MARIN -- A partnership between Marin County public health and two of the county's hospitals is among 30 similar programs nationwide -- and the first in all of California -- that will be recognized as a "Community-based Care Transitions Program," an initiative stemming from health care reform that aims to curb costly hospital readmission among Medicare patients.
Advanced Care Transitions, or ACT, is a new partnership between Marin County's Division on Aging and Adult Services and Marin General and Novato Community hospitals. It will provide "transitional" care services to "significantly reduce hospital readmissions among Medicare beneficiaries," according to a description provided by the Centers for Medicare and Medicaid Services, which is overseeing the new program. It will target "at-risk" populations up and down the Highway 101 corridor as well as rural West Marin.
"We're the first and only site in California selected for this program," said Nick Trunzo, director of Aging and Adult Services for the county. He added that his department is a natural fit to provide coordination that leads to both better outcomes and savings in the health care system. "We have a very solid history of working with the hospitals and helping older adults, so this new program really helps us enhance what we're doing," he said.
Approximately 5,000 Medicare admissions occur annually between Marin General and Novato Community hospitals, representing some 4,100 patients. The ACT program initially hopes to target about 700 patients, based on those who are most likely to benefit, according to Mr. Trunzo.
Specifics on how much the county might save in Medicare costs were not immediately available, but Mr. Trunzo estimated it to be in the "hundreds of thousands of dollars in Marin."
The five-year program overseen by CMS was launched in 2011, with seven initial participants. Another 23, including ACT, were named last week by CMS. The program now includes more than 126 hospitals nationwide and an estimated 223,172 Medicare beneficiaries across 19 states.
"I've seen the very real difference that support from organizations like our partners in the Community-based Care Transition Program can make to people's post-hospital care and their health," said CMS Acting Administrator Marilyn Tavenner, in announcing the new participants.

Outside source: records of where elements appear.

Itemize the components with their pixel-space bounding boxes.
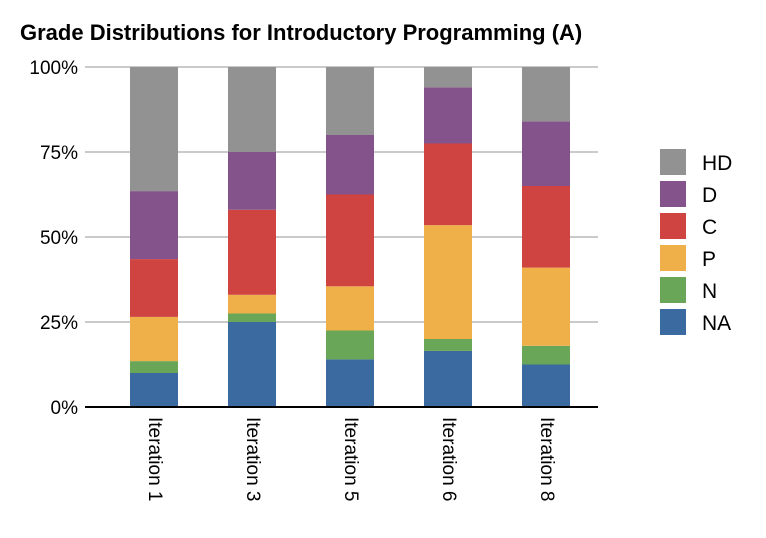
legend-swatch-c [660,213,686,239]
bar-segment-na-5 [522,364,570,407]
bar-segment-hd-1 [130,67,178,192]
bars [130,67,570,407]
legend-swatch-d [660,181,686,207]
y-tick-label: 0% [51,398,79,419]
chart-title: Grade Distributions for Introductory Pro… [20,20,582,45]
bar-segment-p-2 [228,294,276,314]
bar-segment-c-5 [522,186,570,268]
legend-label: N [702,280,717,303]
y-tick-label: 75% [40,143,78,164]
bar-segment-hd-5 [522,67,570,122]
y-tick-label: 25% [40,313,78,334]
bar-segment-p-4 [424,225,472,339]
y-tick-label: 100% [29,58,78,79]
legend-label: D [702,184,717,207]
y-axis-tick-labels: 0% 25% 50% 75% 100% [29,58,78,419]
bar-segment-hd-4 [424,67,472,88]
legend-swatch-p [660,245,686,271]
legend-swatch-na [660,309,686,335]
bar-segment-na-2 [228,322,276,407]
x-category-label: Iteration 5 [340,417,361,502]
bar-segment-d-1 [130,191,178,260]
bar-segment-c-4 [424,143,472,226]
bar-segment-hd-3 [326,67,374,135]
x-category-label: Iteration 6 [438,417,459,502]
bar-segment-hd-2 [228,67,276,152]
legend-label: HD [702,152,732,175]
bar-segment-p-5 [522,267,570,346]
bar-segment-c-2 [228,209,276,295]
legend-label: P [702,248,716,271]
bar-segment-c-1 [130,259,178,317]
y-tick-label: 50% [40,228,78,249]
x-category-label: Iteration 1 [144,417,165,502]
x-category-label: Iteration 8 [536,417,557,502]
x-axis-category-labels: Iteration 1 Iteration 3 Iteration 5 Iterati… [144,417,557,502]
bar-segment-p-3 [326,286,374,331]
bar-segment-n-4 [424,339,472,351]
legend-label: C [702,216,717,239]
bar-segment-n-3 [326,330,374,360]
bar-segment-na-3 [326,359,374,407]
bar-segment-c-3 [326,194,374,287]
legend-swatch-n [660,277,686,303]
bar-segment-d-4 [424,87,472,144]
bar-segment-d-3 [326,135,374,195]
bar-segment-n-2 [228,313,276,322]
bar-segment-na-4 [424,350,472,407]
bar-segment-d-5 [522,121,570,186]
bar-segment-d-2 [228,152,276,210]
legend-label: NA [702,312,731,335]
bar-segment-p-1 [130,316,178,362]
bar-segment-n-5 [522,345,570,365]
legend-swatch-hd [660,149,686,175]
bar-segment-n-1 [130,361,178,373]
x-category-label: Iteration 3 [242,417,263,502]
bar-segment-na-1 [130,373,178,407]
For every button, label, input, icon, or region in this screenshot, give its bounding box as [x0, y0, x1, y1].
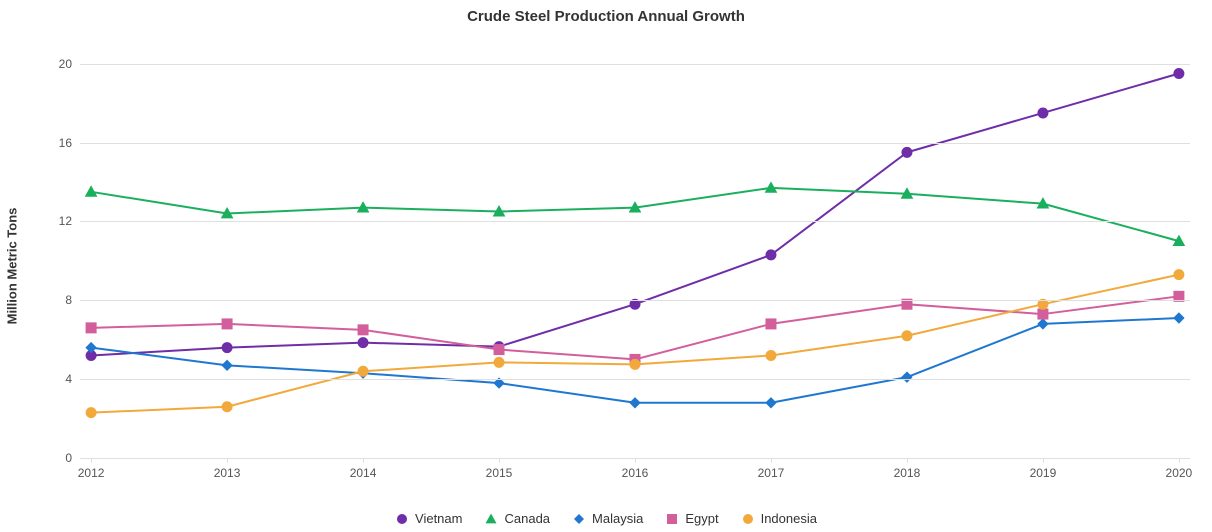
legend-item-vietnam[interactable]: Vietnam	[395, 511, 462, 526]
x-tick-label: 2020	[1166, 458, 1193, 480]
data-point[interactable]	[902, 372, 912, 382]
y-tick-label: 16	[59, 136, 80, 150]
circle-icon	[395, 512, 409, 526]
plot-area: 0481216202012201320142015201620172018201…	[80, 40, 1190, 458]
x-tick-label: 2012	[78, 458, 105, 480]
y-axis-label: Million Metric Tons	[5, 208, 20, 325]
data-point[interactable]	[86, 186, 97, 196]
circle-icon	[741, 512, 755, 526]
legend-item-indonesia[interactable]: Indonesia	[741, 511, 817, 526]
y-tick-label: 20	[59, 57, 80, 71]
gridline	[80, 64, 1190, 65]
data-point[interactable]	[1174, 270, 1184, 280]
data-point[interactable]	[222, 402, 232, 412]
series-line-indonesia	[91, 275, 1179, 413]
gridline	[80, 379, 1190, 380]
data-point[interactable]	[1174, 313, 1184, 323]
legend-label: Canada	[504, 511, 550, 526]
data-point[interactable]	[766, 350, 776, 360]
data-point[interactable]	[766, 250, 776, 260]
legend-item-egypt[interactable]: Egypt	[665, 511, 718, 526]
chart-container: Crude Steel Production Annual Growth Mil…	[0, 0, 1212, 532]
gridline	[80, 221, 1190, 222]
legend-label: Indonesia	[761, 511, 817, 526]
square-icon	[665, 512, 679, 526]
x-tick-label: 2015	[486, 458, 513, 480]
series-line-canada	[91, 188, 1179, 241]
legend-item-malaysia[interactable]: Malaysia	[572, 511, 643, 526]
x-tick-label: 2016	[622, 458, 649, 480]
data-point[interactable]	[630, 398, 640, 408]
x-tick-label: 2013	[214, 458, 241, 480]
x-tick-label: 2014	[350, 458, 377, 480]
y-tick-label: 12	[59, 214, 80, 228]
legend-label: Vietnam	[415, 511, 462, 526]
data-point[interactable]	[902, 331, 912, 341]
legend-label: Malaysia	[592, 511, 643, 526]
data-point[interactable]	[86, 323, 96, 333]
legend-label: Egypt	[685, 511, 718, 526]
legend-item-canada[interactable]: Canada	[484, 511, 550, 526]
data-point[interactable]	[86, 343, 96, 353]
data-point[interactable]	[766, 319, 776, 329]
series-line-vietnam	[91, 74, 1179, 356]
gridline	[80, 143, 1190, 144]
chart-svg	[80, 40, 1190, 458]
triangle-icon	[484, 512, 498, 526]
x-tick-label: 2017	[758, 458, 785, 480]
data-point[interactable]	[358, 338, 368, 348]
data-point[interactable]	[902, 147, 912, 157]
x-tick-label: 2019	[1030, 458, 1057, 480]
gridline	[80, 300, 1190, 301]
data-point[interactable]	[494, 345, 504, 355]
x-tick-label: 2018	[894, 458, 921, 480]
data-point[interactable]	[1038, 108, 1048, 118]
diamond-icon	[572, 512, 586, 526]
data-point[interactable]	[1174, 69, 1184, 79]
data-point[interactable]	[630, 359, 640, 369]
data-point[interactable]	[1038, 309, 1048, 319]
data-point[interactable]	[1038, 319, 1048, 329]
chart-title: Crude Steel Production Annual Growth	[0, 8, 1212, 25]
y-tick-label: 8	[65, 293, 80, 307]
data-point[interactable]	[222, 360, 232, 370]
data-point[interactable]	[358, 366, 368, 376]
data-point[interactable]	[766, 398, 776, 408]
y-tick-label: 4	[65, 372, 80, 386]
data-point[interactable]	[494, 357, 504, 367]
data-point[interactable]	[222, 319, 232, 329]
data-point[interactable]	[86, 408, 96, 418]
data-point[interactable]	[222, 343, 232, 353]
data-point[interactable]	[358, 325, 368, 335]
legend: Vietnam Canada Malaysia Egypt Indonesia	[0, 511, 1212, 526]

Participating organizations initially sign a two-year contract with CMS, with the option to renew each year for the remainder of the program. The organizations will be paid a flat fee for helping coordinate patient care after a hospital stay for each Medicare beneficiary who is deemed "high risk" for readmission. As part of the Affordable Care Act, the federal program is budgeted for $500 million over five years. With the latest round of agreements, about half of that money has been allocated, according to CMS.
Advanced Care Transitions and the other programs will coordinate with CMS to provide support for patients as they move from hospitals to new settings, including skilled nursing facilities and their homes, with the hopes of preventing another hospital visit within 30 days, according to CMS.
The transition programs will help those patients maintain contact with their primary care physician, make sure medications are being taken and that medications are understood, Mr. Trunzo said.
The ACT program will utilize county nurses, nursing students and others in carrying out the coordination, Mr. Trunzo said. Each hospital will have a "Hospital Transition Team" that includes nurse case managers, discharge planners, a pharmacy technician and an ACT community coach or nurse, all of whom will work to screen, educate and orient patients. When the patient is back within their community, the ACT coach or nurse will lead a "community transition team" that includes student nurses, pharmacy techs and volunteers that will all assist the patient.
Mr. Trunzo said there are no startup costs associated with the program, since it is similar to services it already provides.
High risk patients include those with diabetes, heart failure, pneumonia and other chronic illnesses. Marin County was able to meet criteria set forth by CMS to qualify, including medically undeserved areas in small and rural communities, as well as coordination with multiple hospitals or medical practitioners. Preference is given to organizations that specifically target older adults with coordinated care.
The Community-based Care Transitions Program is part of Partnerships for Patients, a public-private effort overseen by CMS that aims to cut preventable hospital errors by 40 percent and reduce preventable hospital readmission by 20 percent over three years. CMS says achieving these goals has the potential to save up to 60,000 lives, while preventing millions of injuries and saving up to $50 billion from Medicare over 10 years.
Hospitalizations account for 33 percent of all Medicare spending, according to CMS, which estimates that about $15 billion in billing is due to readmission, of which roughly $12 billion worth is considered preventable.
"Although there is a clear benefit for the nation, for the taxpayer, our clear goal is to support the individual," Mr. Trunzo said. "That's our work. Our focus is is really helping people when they're vulnerable and under stress. An outcome of that is reduced readmission."